Gamma-ray bursts are the most powerful and most brilliant explosions known to man, other than the theoretical Big Bang that many astronomers believe gave birth to the universe — but their cause remains unknown.
The burst known as GRB050904 was first detected on September 4 by the Swift satellite and was more than 12,500 million light years away, the most remote burst ever spotted.
A light year is about 6 trillion miles, the distance light travels in a year.
“Its luminosity is such that within a few minutes it must have released 300 times more energy than the sun will release during its entire life of 10,000 million years,” said Guido Chincarini of the Osservatorio Astronomico di Brera and the University of Milano-Biocca in Italy, the leader of the team.
“The reason we were able to observe it and determine the distance is because we were able to see the optical afterglow,” Chincarini explained.
Astronomers do not know what causes gamma-ray bursts. They are thought to occur when a star collapses, possibly to become a black hole, creating a huge gravitational pull from which nothing can escape.

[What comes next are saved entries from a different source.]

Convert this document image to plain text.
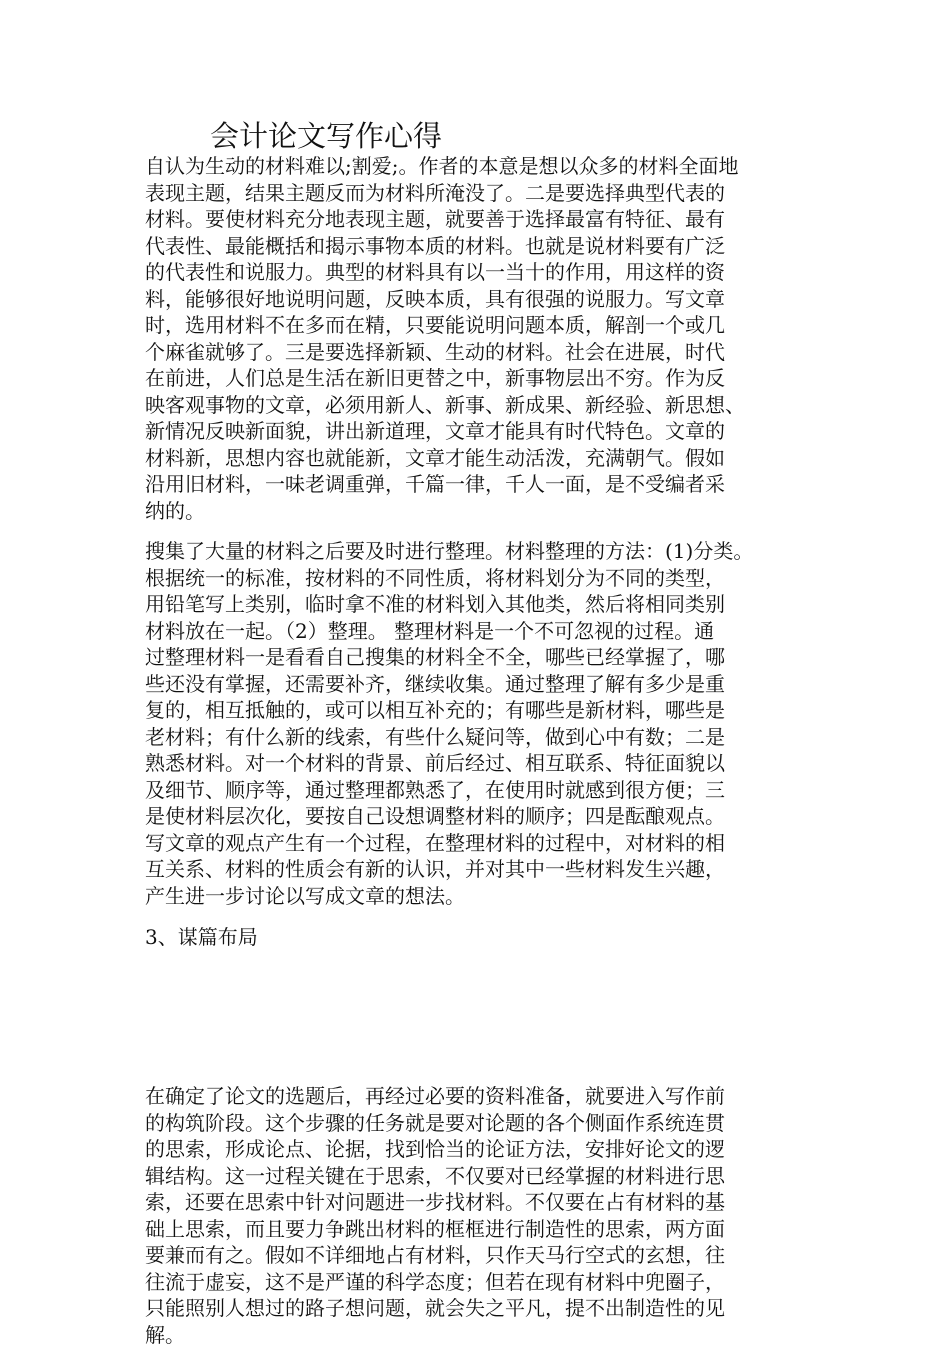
会计论文写作心得

自认为生动的材料难以;割爱;。作者的本意是想以众多的材料全面地
表现主题，结果主题反而为材料所淹没了。二是要选择典型代表的
材料。要使材料充分地表现主题，就要善于选择最富有特征、最有
代表性、最能概括和揭示事物本质的材料。也就是说材料要有广泛
的代表性和说服力。典型的材料具有以一当十的作用，用这样的资
料，能够很好地说明问题，反映本质，具有很强的说服力。写文章
时，选用材料不在多而在精，只要能说明问题本质，解剖一个或几
个麻雀就够了。三是要选择新颖、生动的材料。社会在进展，时代
在前进，人们总是生活在新旧更替之中，新事物层出不穷。作为反
映客观事物的文章，必须用新人、新事、新成果、新经验、新思想、
新情况反映新面貌，讲出新道理，文章才能具有时代特色。文章的
材料新，思想内容也就能新，文章才能生动活泼，充满朝气。假如
沿用旧材料，一味老调重弹，千篇一律，千人一面，是不受编者采
纳的。

搜集了大量的材料之后要及时进行整理。材料整理的方法：(1)分类。
根据统一的标准，按材料的不同性质，将材料划分为不同的类型，
用铅笔写上类别，临时拿不准的材料划入其他类，然后将相同类别
材料放在一起。（2）整理。 整理材料是一个不可忽视的过程。通
过整理材料一是看看自己搜集的材料全不全，哪些已经掌握了，哪
些还没有掌握，还需要补齐，继续收集。通过整理了解有多少是重
复的，相互抵触的，或可以相互补充的；有哪些是新材料，哪些是
老材料；有什么新的线索，有些什么疑问等，做到心中有数；二是
熟悉材料。对一个材料的背景、前后经过、相互联系、特征面貌以
及细节、顺序等，通过整理都熟悉了，在使用时就感到很方便；三
是使材料层次化，要按自己设想调整材料的顺序；四是酝酿观点。
写文章的观点产生有一个过程，在整理材料的过程中，对材料的相
互关系、材料的性质会有新的认识，并对其中一些材料发生兴趣，
产生进一步讨论以写成文章的想法。

3、谋篇布局

在确定了论文的选题后，再经过必要的资料准备，就要进入写作前
的构筑阶段。这个步骤的任务就是要对论题的各个侧面作系统连贯
的思索，形成论点、论据，找到恰当的论证方法，安排好论文的逻
辑结构。这一过程关键在于思索，不仅要对已经掌握的材料进行思
索，还要在思索中针对问题进一步找材料。不仅要在占有材料的基
础上思索，而且要力争跳出材料的框框进行制造性的思索，两方面
要兼而有之。假如不详细地占有材料，只作天马行空式的玄想，往
往流于虚妄，这不是严谨的科学态度；但若在现有材料中兜圈子，
只能照别人想过的路子想问题，就会失之平凡，提不出制造性的见
解。
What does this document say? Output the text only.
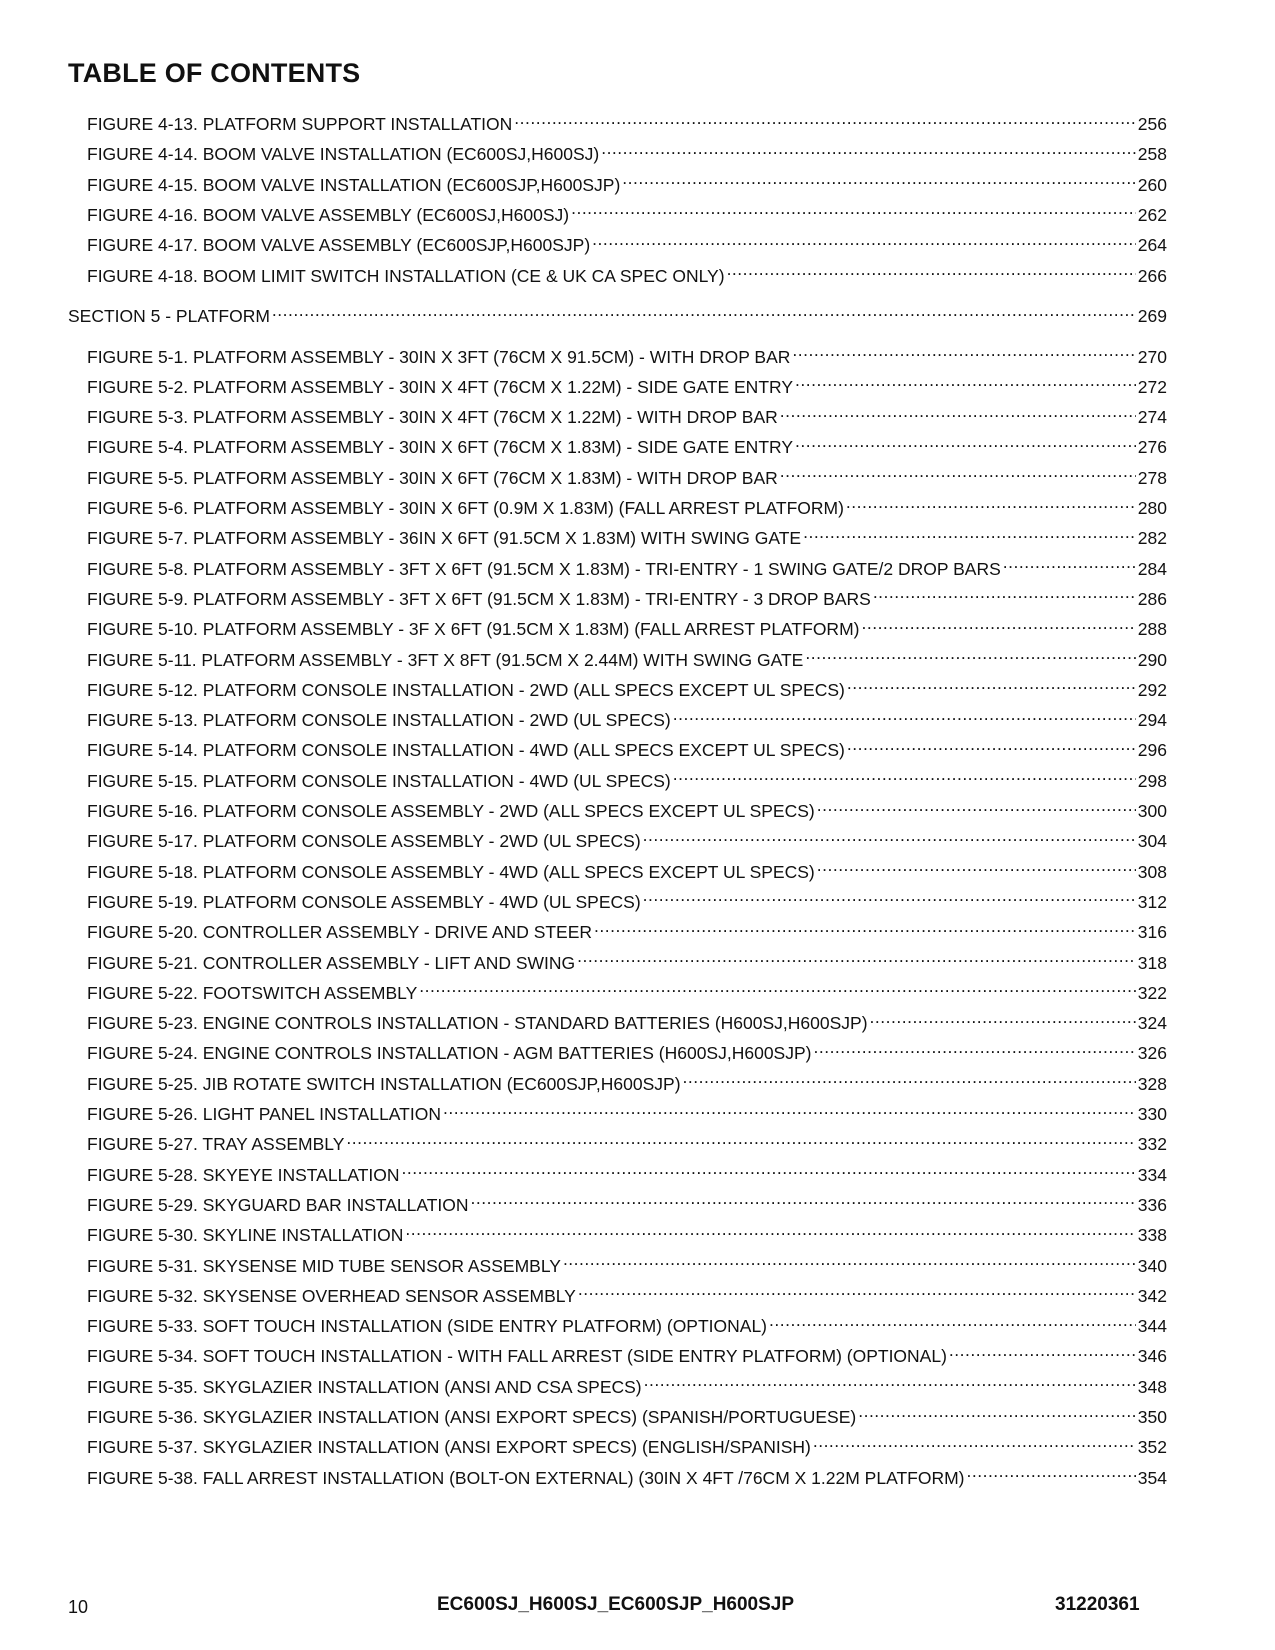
TABLE OF CONTENTS
FIGURE 4-13. PLATFORM SUPPORT INSTALLATION .....	256
FIGURE 4-14. BOOM VALVE INSTALLATION (EC600SJ,H600SJ) .....	258
FIGURE 4-15. BOOM VALVE INSTALLATION (EC600SJP,H600SJP) .....	260
FIGURE 4-16. BOOM VALVE ASSEMBLY (EC600SJ,H600SJ) .....	262
FIGURE 4-17. BOOM VALVE ASSEMBLY (EC600SJP,H600SJP) .....	264
FIGURE 4-18. BOOM LIMIT SWITCH INSTALLATION (CE & UK CA SPEC ONLY) .....	266
SECTION 5 - PLATFORM .....	269
FIGURE 5-1. PLATFORM ASSEMBLY - 30IN X 3FT (76CM X 91.5CM) - WITH DROP BAR .....	270
FIGURE 5-2. PLATFORM ASSEMBLY - 30IN X 4FT (76CM X 1.22M) - SIDE GATE ENTRY .....	272
FIGURE 5-3. PLATFORM ASSEMBLY - 30IN X 4FT (76CM X 1.22M) - WITH DROP BAR .....	274
FIGURE 5-4. PLATFORM ASSEMBLY - 30IN X 6FT (76CM X 1.83M) - SIDE GATE ENTRY .....	276
FIGURE 5-5. PLATFORM ASSEMBLY - 30IN X 6FT (76CM X 1.83M) - WITH DROP BAR .....	278
FIGURE 5-6. PLATFORM ASSEMBLY - 30IN X 6FT (0.9M X 1.83M) (FALL ARREST PLATFORM) .....	280
FIGURE 5-7. PLATFORM ASSEMBLY - 36IN X 6FT (91.5CM X 1.83M) WITH SWING GATE .....	282
FIGURE 5-8. PLATFORM ASSEMBLY - 3FT X 6FT (91.5CM X 1.83M) - TRI-ENTRY - 1 SWING GATE/2 DROP BARS .....	284
FIGURE 5-9. PLATFORM ASSEMBLY - 3FT X 6FT (91.5CM X 1.83M) - TRI-ENTRY - 3 DROP BARS .....	286
FIGURE 5-10. PLATFORM ASSEMBLY - 3F X 6FT (91.5CM X 1.83M) (FALL ARREST PLATFORM) .....	288
FIGURE 5-11. PLATFORM ASSEMBLY - 3FT X 8FT (91.5CM X 2.44M) WITH SWING GATE .....	290
FIGURE 5-12. PLATFORM CONSOLE INSTALLATION - 2WD (ALL SPECS EXCEPT UL SPECS) .....	292
FIGURE 5-13. PLATFORM CONSOLE INSTALLATION - 2WD (UL SPECS) .....	294
FIGURE 5-14. PLATFORM CONSOLE INSTALLATION - 4WD (ALL SPECS EXCEPT UL SPECS) .....	296
FIGURE 5-15. PLATFORM CONSOLE INSTALLATION - 4WD (UL SPECS) .....	298
FIGURE 5-16. PLATFORM CONSOLE ASSEMBLY - 2WD (ALL SPECS EXCEPT UL SPECS) .....	300
FIGURE 5-17. PLATFORM CONSOLE ASSEMBLY - 2WD (UL SPECS) .....	304
FIGURE 5-18. PLATFORM CONSOLE ASSEMBLY - 4WD (ALL SPECS EXCEPT UL SPECS) .....	308
FIGURE 5-19. PLATFORM CONSOLE ASSEMBLY - 4WD (UL SPECS) .....	312
FIGURE 5-20. CONTROLLER ASSEMBLY - DRIVE AND STEER .....	316
FIGURE 5-21. CONTROLLER ASSEMBLY - LIFT AND SWING .....	318
FIGURE 5-22. FOOTSWITCH ASSEMBLY .....	322
FIGURE 5-23. ENGINE CONTROLS INSTALLATION - STANDARD BATTERIES (H600SJ,H600SJP) .....	324
FIGURE 5-24. ENGINE CONTROLS INSTALLATION - AGM BATTERIES (H600SJ,H600SJP) .....	326
FIGURE 5-25. JIB ROTATE SWITCH INSTALLATION (EC600SJP,H600SJP) .....	328
FIGURE 5-26. LIGHT PANEL INSTALLATION .....	330
FIGURE 5-27. TRAY ASSEMBLY .....	332
FIGURE 5-28. SKYEYE INSTALLATION .....	334
FIGURE 5-29. SKYGUARD BAR INSTALLATION .....	336
FIGURE 5-30. SKYLINE INSTALLATION .....	338
FIGURE 5-31. SKYSENSE MID TUBE SENSOR ASSEMBLY .....	340
FIGURE 5-32. SKYSENSE OVERHEAD SENSOR ASSEMBLY .....	342
FIGURE 5-33. SOFT TOUCH INSTALLATION (SIDE ENTRY PLATFORM) (OPTIONAL) .....	344
FIGURE 5-34. SOFT TOUCH INSTALLATION - WITH FALL ARREST (SIDE ENTRY PLATFORM) (OPTIONAL) .....	346
FIGURE 5-35. SKYGLAZIER INSTALLATION (ANSI AND CSA SPECS) .....	348
FIGURE 5-36. SKYGLAZIER INSTALLATION (ANSI EXPORT SPECS) (SPANISH/PORTUGUESE) .....	350
FIGURE 5-37. SKYGLAZIER INSTALLATION (ANSI EXPORT SPECS) (ENGLISH/SPANISH) .....	352
FIGURE 5-38. FALL ARREST INSTALLATION (BOLT-ON EXTERNAL) (30IN X 4FT /76CM X 1.22M PLATFORM) .....	354
10	EC600SJ_H600SJ_EC600SJP_H600SJP	31220361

The bursts last from less than a second to several minutes and release a tremendous amount of energy in a very short time.
“Some gamma-ray bursts originate in the farthest reaches, and hence the earliest epochs, of the universe,” John Nousek, director of the Swift Mission, which is dedicated to studying gamma-ray bursts and their connection to black holes, said in a statement.
They said the discovery and study of gamma-ray bursts is fundamental to improve understanding of the universe when it was very young.